Infine Ermanna Montanari. Nell’ambito della rassegna “A Roma! A Roma!” diretta da Francesca De Sanctis, al piccolo Teatro Due, la Montanari ha presentato La camera da ricevere, una sorta di “soirée di gala”, un percorso sul filo della memoria fatto di brani, di lacerti, di una costellazione di spettacoli, abbracciando un arco di tempo dal 1989 a oggi. Ermanna conferma – semmai ce ne fosse bisogno – che straordinaria “macchina attorale” sia diventata. In questo collage, forse troppo algido e emotivamente “distante” dal pubblico, regala camei nel terrigno dialetto romagnolo di Nevio Spadoni o nell’elegante tessitura verbale coniata per lei da Marco Martinelli. Evoca spettacoli diversi, da Refrattari a Lus, da Rosvita al recente e bellissimo Vita agli arresti di Aung San Suu Kyi, che fa da emblematica chiusa a questo mirabile e raffianto montaggio.
Ecco, presto detto, dunque, dei tre lavori. Ma resta da interrogarsi sull’etica e l’estetica del monologo di ritorno. Se negli anni Novanta abbiamo avuto la pletora dei monologanti – narratori civili e incivili – spinti da un sincero tentativo di esplorare delle forme diverse di racconto, oggi assistiamo a questo ritorno di fiamma per una forma che suona, più che “scelta”, una effettiva “rassegnazione”, una sorta di dichiarazione di impotenza. Il problema, infatti, più che estetico sembra economico. Allora ci troviamo di fronte a questi spettacoli necessariamente piccoli, spogli, minimali – per quanto belli e potenti possano essere. Che so: come se il cinema italiano facesse solo cortometraggi.
Nel desolante scenario nazionale, reso ancora più inquieto dalla imminente riforma di settore, pare tutto bloccato. Nessuno osa rischiare, i soldi non ci sono, le tournée sono ormai ridotte all’osso. Gli artisti sono davvero preoccupati.

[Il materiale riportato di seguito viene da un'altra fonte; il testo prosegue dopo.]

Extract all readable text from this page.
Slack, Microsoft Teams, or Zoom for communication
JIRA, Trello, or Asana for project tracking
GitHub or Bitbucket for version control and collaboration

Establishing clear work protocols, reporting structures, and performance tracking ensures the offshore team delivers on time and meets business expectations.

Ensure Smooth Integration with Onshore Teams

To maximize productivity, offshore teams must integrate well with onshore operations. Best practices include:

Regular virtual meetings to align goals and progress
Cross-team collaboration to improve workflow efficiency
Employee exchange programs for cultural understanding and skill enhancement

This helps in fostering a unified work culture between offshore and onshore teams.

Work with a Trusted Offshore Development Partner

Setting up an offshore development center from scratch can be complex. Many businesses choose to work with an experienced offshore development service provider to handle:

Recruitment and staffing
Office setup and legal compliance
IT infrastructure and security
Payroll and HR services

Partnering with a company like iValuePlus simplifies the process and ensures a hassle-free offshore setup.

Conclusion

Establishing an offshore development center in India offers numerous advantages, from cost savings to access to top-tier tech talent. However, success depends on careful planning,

Ermanna fa storia a sé, ma vedere due talenti come Capuano e Sinisi sbattersi come matti, donare generosamente emozioni, maestria, urlare aspramente quel disagio che rasenta la frustrazione significa fare i conti con un sistema decisamente fuori sesto. Si avverte, insomma – o almeno io l’ho avvertita come tale – tutta la solitudine (non solo scenica) di chi deve combattere quotidianamente, e sono tanti, per far vivere la propria arte, per far sopravvivere il proprio teatro. Penso anche, tanto per citare solo tre nomi, a Roberto Latini, che ha debuttato da poco con un assolo su I giganti della montagna a Bologna; o al drammaturgo e attore Michele Santeramo, in scena a Pontedera; o ancora la brava Elena Arvigo, che sceglie un monologo di Stefano Massini. E tutta o quasi la bella iniziativa di “A Roma! A Roma!” è composta da monologhi fatti da artisti attivi in altre città d’Italia, troppo a lungo assenti dai palcoscenici capitolini, ma che possono venire in città solo con la formula economicamente più gestibile. Tutto bene, per carità: sono spettacoli mirabili. Troppo spesso, però, la forma “assolo” sembra non essere più consapevole frutto di scelta estetica, né di orgogliosa e rivendicata separatezza. Disperatamente, nonostante tutto, questi artisti fanno spettacolo. Ma ditemi voi: come si può far teatro in tre, dieci, venti se non c’è più nessuno che si accolla gli oneri (e gli onori) di produrre? Che fine fanno questi bravi attori?